La chercheuse australienne Andrea Whittaker a suivi de près ces migrations : «Des marchés se créent du jour au lendemain. Avec des porteuses thaïlandaises qu’on a déplacées, des gamètes, voire des embryons congelés que l’on déplace. Et même du personnel médical qui va et vient à travers les frontières». Et la chercheuse de parler de «flexibilité», d’une «industrie post-fordiste» multinationale qui assimile «les gestatrices et les donneuses d’ovocytes à des prestataires indépendantes dont on minimise le degré de protection».

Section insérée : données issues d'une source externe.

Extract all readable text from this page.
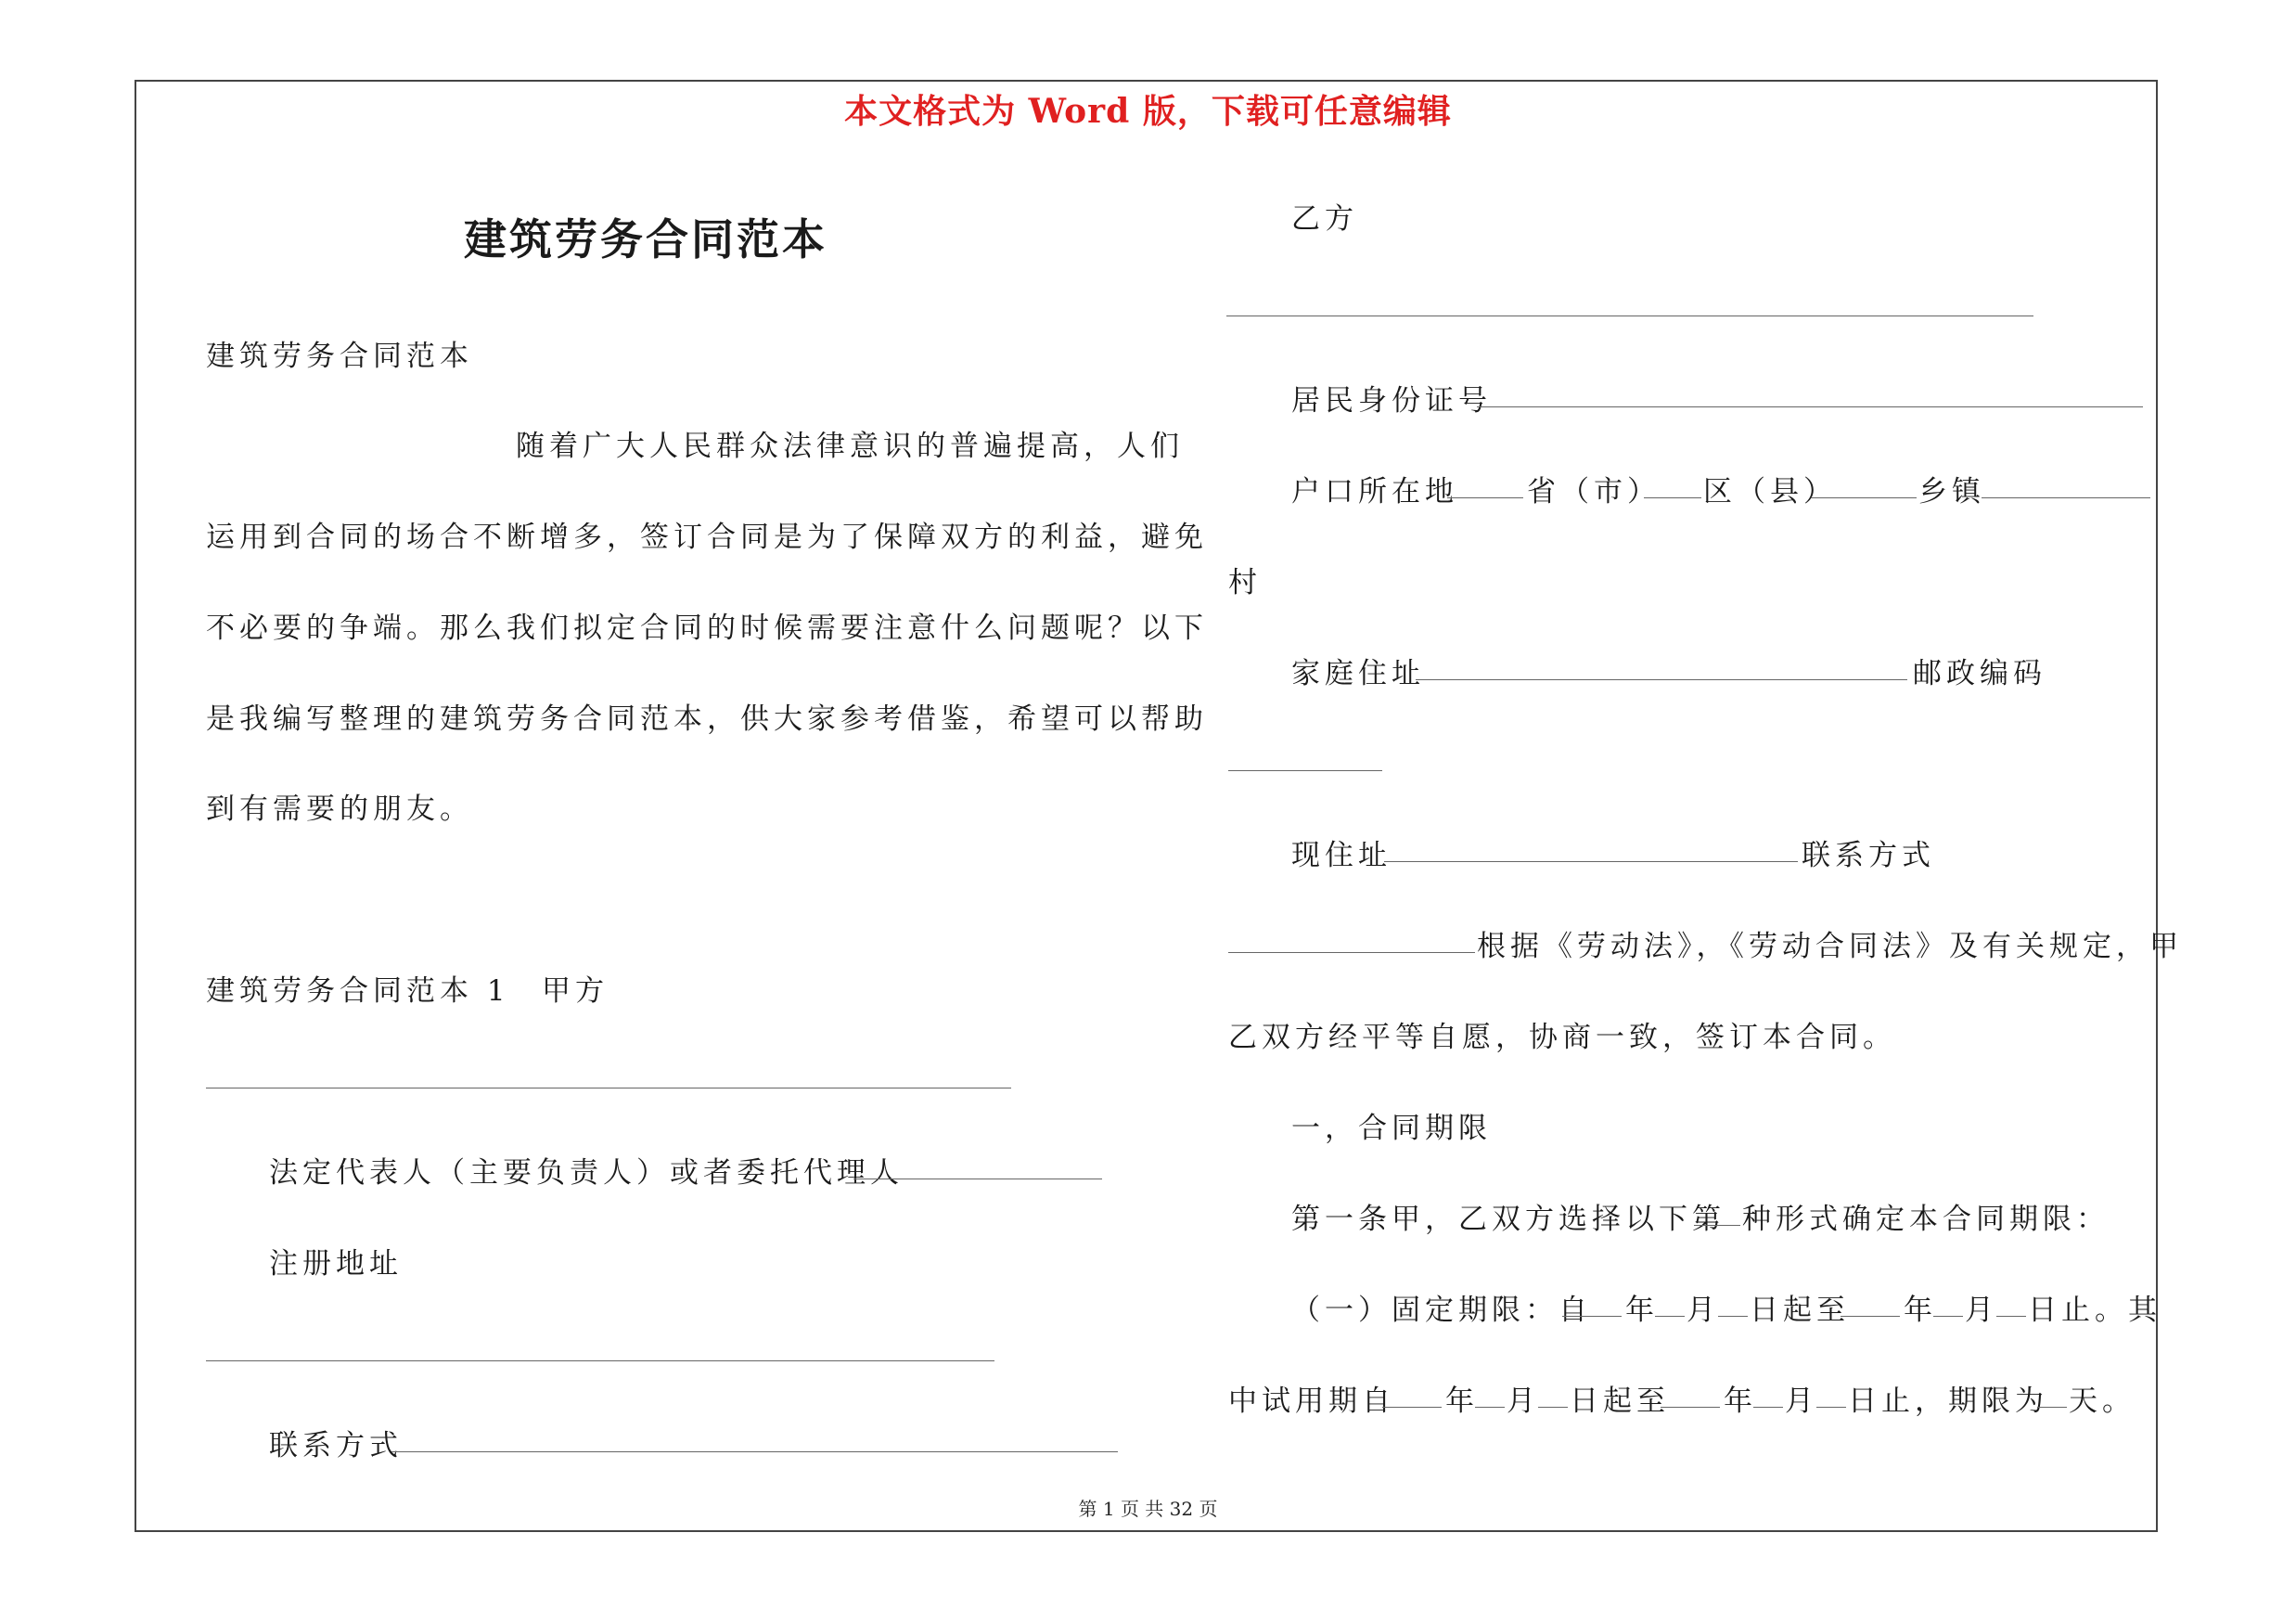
本文格式为 Word 版，下载可任意编辑
建筑劳务合同范本
建筑劳务合同范本
随着广大人民群众法律意识的普遍提高，人们
运用到合同的场合不断增多，签订合同是为了保障双方的利益，避免
不必要的争端。那么我们拟定合同的时候需要注意什么问题呢？以下
是我编写整理的建筑劳务合同范本，供大家参考借鉴，希望可以帮助
到有需要的朋友。
建筑劳务合同范本 1 甲方
法定代表人（主要负责人）或者委托代理人
注册地址
联系方式
乙方
居民身份证号
户口所在地 省（市） 区（县）	乡镇
村
家庭住址	邮政编码
现住址	联系方式
根据《劳动法》，《劳动合同法》及有关规定，甲
乙双方经平等自愿，协商一致，签订本合同。
一，合同期限
第一条甲，乙双方选择以下第 种形式确定本合同期限：
（一）固定期限：自 年 月 日起至 年 月 日止。其
中试用期自 年 月 日起至 年 月 日止，期限为 天。
第 1 页 共 32 页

Qui a dit que ce colloque serait forcément «pro GPA» ? La chercheuse prône une réglementation «souple» capable de s’adapter aux réalités. Quand des juristes, comme Hugues Fulchiron, président honoraire de l’Université Jean Moulin Lyon 3 évoque avec raison un «problème juridique global». Un problème qu’on ne saurait résoudre d’un simple de revers de loi nationale. En claquant des doigts pour interdire, abolir, prohiber, anéantir…

GPA : crier ou creuser

Dénonçant «une nouvelle forme d’esclavage», la Manif pour tous estime que la pratique «ne saurait être un sujet dont on discute comme n’importe quel autre». Le mouvement a donc demandé à Valérie Pécresse, nouvelle présidente LR de la région Île-de-France, de supprimer de toute urgence et intégralement le financement alloué à cet évènement. L’ancienne ministre de l’Enseignement supérieur et de la recherche s’est empressé de répondre que le colloque en question avait été «sélectionné par un jury mis en place par la précédente équipe régionale» et qu’il était contraire aux principes républicains qu’une autorité publique revienne «sur les choix souverains d’un jury scientifique dans le cadre d’un programme de recherche en cours». Elle a néanmoins rappelé son opposition «à toute forme de marchandisation du corps humain» et fait savoir que «les études de genre» ne faisaient pas partie des priorités du nouveau conseil scientifique régional pour les années à venir.

La Manif pour tous s’est également alarmée de la présence du défénseur des droits, Jacques Toubon, à cet évènement. «Sa présence risque de cautionner un événement et des positions non conformes à la législation française», regrette Ludovine de la Rochère.

Jacques Toubon a rétorqué qu’il interviendrait à une table ronde «en toute indépendance».